Karūnī jatana — kōṇā kāmā ālē dhanahaving done jatana (preservation, care) — to whose kāma (work) did the dhana (wealth) come? Aisē jāṇatām jāṇatāmknowing this — knowing-this; kā re hōtōsī nēṇatāwhy do you become nēṇatā (unknowing)? Priyā putra bandhu — nāhī tuja yāñśī sambandhuwife, son, brother — you have no sambandhu (relation) with them. Tukā says: ēkā Harīvīṇa nāhī sakhāno sakhā (friend) except ēkā Hari (only Hari).

What it means

A short relational-reality-check verse. Karūnī jatana — kōṇā kāmā ālē dhanaafter all your preservation-effort, to whose work did the wealth come? The piercing question: the dhana you preserved — whose work did it serve? The implicit answer: others' work. The bhakta preserves wealth that ends up serving others' (heirs', creditors', tax-collectors') work, not his own.

The dhrūpada: aisē jāṇatām jāṇatām — kā re hōtōsī nēṇatāknowing-knowing — why do you become unknowing? The doubled-jāṇatām (knowing) emphasizes: you actually know this already. And yet nēṇatā (unknowing) — willful-blindness. The diagnostic: knowing-but-acting-as-if-unknowing.
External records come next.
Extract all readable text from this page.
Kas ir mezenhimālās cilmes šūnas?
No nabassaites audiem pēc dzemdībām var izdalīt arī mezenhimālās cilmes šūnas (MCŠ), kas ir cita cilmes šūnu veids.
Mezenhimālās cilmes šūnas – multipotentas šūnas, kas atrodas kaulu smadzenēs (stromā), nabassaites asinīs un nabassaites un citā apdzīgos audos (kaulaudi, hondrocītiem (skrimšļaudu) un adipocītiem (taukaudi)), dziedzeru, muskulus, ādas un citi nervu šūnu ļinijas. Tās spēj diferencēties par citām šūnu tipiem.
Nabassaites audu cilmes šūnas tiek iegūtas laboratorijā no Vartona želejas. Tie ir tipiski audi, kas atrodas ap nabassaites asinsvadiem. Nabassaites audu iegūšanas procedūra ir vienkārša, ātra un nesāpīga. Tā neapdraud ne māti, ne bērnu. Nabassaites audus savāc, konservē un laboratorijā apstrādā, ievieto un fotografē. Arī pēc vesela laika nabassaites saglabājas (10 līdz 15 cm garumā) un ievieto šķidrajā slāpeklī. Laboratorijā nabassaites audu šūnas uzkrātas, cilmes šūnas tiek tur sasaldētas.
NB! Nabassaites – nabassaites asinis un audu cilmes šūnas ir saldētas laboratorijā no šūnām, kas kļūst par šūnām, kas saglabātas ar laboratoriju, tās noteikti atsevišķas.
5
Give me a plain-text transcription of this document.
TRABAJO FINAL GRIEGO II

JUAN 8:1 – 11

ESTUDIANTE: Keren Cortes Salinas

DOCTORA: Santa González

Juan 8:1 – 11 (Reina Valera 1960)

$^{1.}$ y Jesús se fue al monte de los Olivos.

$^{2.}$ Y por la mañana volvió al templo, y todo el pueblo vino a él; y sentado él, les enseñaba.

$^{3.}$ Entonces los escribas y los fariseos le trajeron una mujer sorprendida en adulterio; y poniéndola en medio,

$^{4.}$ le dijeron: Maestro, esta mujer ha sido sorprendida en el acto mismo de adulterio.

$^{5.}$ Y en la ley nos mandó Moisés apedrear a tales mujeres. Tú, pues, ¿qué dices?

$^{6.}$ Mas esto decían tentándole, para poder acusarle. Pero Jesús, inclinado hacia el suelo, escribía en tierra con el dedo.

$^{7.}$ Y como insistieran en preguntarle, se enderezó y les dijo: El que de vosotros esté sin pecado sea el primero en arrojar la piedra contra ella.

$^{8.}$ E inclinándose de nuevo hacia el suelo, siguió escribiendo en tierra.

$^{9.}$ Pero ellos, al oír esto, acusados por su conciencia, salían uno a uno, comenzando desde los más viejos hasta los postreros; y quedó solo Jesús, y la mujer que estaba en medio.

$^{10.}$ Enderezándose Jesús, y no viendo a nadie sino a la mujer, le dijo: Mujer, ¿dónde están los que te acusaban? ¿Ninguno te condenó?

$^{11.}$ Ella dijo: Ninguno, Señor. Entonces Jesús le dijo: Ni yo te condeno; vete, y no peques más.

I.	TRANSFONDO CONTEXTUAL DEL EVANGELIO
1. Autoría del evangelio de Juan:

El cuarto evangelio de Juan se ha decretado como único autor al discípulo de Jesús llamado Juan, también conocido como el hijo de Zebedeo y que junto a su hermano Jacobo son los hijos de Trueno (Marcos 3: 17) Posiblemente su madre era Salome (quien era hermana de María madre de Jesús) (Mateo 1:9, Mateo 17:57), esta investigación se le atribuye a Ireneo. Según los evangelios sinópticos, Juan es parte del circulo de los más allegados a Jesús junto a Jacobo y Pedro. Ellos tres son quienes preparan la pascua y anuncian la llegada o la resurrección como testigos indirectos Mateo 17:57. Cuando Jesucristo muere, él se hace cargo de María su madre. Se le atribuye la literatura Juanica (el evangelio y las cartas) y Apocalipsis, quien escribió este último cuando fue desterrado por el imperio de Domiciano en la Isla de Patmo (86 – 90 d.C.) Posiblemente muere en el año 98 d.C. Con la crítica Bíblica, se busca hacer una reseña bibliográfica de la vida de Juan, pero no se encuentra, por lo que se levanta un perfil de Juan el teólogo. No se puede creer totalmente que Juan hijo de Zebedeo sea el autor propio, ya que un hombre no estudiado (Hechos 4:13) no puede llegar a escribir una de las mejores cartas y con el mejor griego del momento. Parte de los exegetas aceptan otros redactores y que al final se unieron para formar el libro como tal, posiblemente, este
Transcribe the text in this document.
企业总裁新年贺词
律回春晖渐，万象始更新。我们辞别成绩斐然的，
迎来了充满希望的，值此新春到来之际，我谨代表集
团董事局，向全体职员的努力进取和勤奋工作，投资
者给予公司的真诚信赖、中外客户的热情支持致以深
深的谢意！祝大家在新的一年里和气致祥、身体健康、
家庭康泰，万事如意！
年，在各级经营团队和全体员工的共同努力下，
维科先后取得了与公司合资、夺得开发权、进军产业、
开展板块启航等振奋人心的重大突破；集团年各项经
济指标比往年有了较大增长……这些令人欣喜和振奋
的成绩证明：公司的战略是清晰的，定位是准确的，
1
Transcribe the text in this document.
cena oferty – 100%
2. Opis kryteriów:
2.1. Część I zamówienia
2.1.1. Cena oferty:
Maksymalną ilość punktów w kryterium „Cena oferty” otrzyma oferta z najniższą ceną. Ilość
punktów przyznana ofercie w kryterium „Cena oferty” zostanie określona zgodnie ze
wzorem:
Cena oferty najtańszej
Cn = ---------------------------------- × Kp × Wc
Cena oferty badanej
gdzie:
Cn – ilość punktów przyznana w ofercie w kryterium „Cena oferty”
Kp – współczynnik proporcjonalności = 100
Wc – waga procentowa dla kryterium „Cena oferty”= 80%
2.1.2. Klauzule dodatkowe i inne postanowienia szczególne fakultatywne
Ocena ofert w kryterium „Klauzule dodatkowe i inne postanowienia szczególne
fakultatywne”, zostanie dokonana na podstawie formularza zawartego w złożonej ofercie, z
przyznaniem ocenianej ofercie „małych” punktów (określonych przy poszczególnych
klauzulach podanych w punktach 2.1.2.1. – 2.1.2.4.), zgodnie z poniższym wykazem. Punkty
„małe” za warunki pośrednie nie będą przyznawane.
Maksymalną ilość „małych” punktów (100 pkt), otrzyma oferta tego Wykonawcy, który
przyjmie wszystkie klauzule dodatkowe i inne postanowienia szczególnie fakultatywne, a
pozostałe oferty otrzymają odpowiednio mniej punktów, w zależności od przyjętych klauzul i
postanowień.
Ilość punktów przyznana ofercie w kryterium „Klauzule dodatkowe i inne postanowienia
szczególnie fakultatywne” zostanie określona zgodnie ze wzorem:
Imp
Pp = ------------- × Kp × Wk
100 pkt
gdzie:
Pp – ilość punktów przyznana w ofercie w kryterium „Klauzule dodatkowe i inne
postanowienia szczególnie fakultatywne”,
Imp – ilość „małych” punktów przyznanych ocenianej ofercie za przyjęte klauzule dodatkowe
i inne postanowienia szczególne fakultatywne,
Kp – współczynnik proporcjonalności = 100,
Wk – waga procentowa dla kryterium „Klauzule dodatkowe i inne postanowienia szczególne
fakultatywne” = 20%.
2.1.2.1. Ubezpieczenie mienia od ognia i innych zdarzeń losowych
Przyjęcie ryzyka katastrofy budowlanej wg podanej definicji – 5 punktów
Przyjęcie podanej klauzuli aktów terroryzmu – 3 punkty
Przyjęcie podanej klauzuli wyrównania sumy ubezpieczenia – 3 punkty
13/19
The second verse: priyā putra bandhu — nāhī tuja yāñśī sambandhuwife, son, brother — you have no sambandhu (relation) with them. Sambandhureal-relation, blood-relation, binding-tie. The radical claim: the relationships you presume are real, are not actually sambandhu. The wife is not your wife in any binding-eternal sense; the son is not your son; the brother is not your brother.

The close: Harīvīṇa nāhī sakhāno friend except Hari. The single-friendship-claim. Hari alone is the sakhā — the only real-friend. The other-relations are conventional, not sakhā.

For someone today

A useful relational-reality-check. The wealth you preserved — to whose work did it actually come? Knowing this, why do you become unknowing? Wife, son, brother — you have no sambandhu (binding-relation) with them. No friend except Hari. The verse is unsparing about conventional-attachments. The diagnostic-question — to whose work did your wealth go? — is precise: trace your wealth-flow and you will see it serves others, not you. The priyā-putra-bandhu claim is harsh but mortality-clear: at death, none of these sambandhu hold. The single Harīvīṇa nāhī sakhā claim is the bhakti-alternative: the one real friendship survives.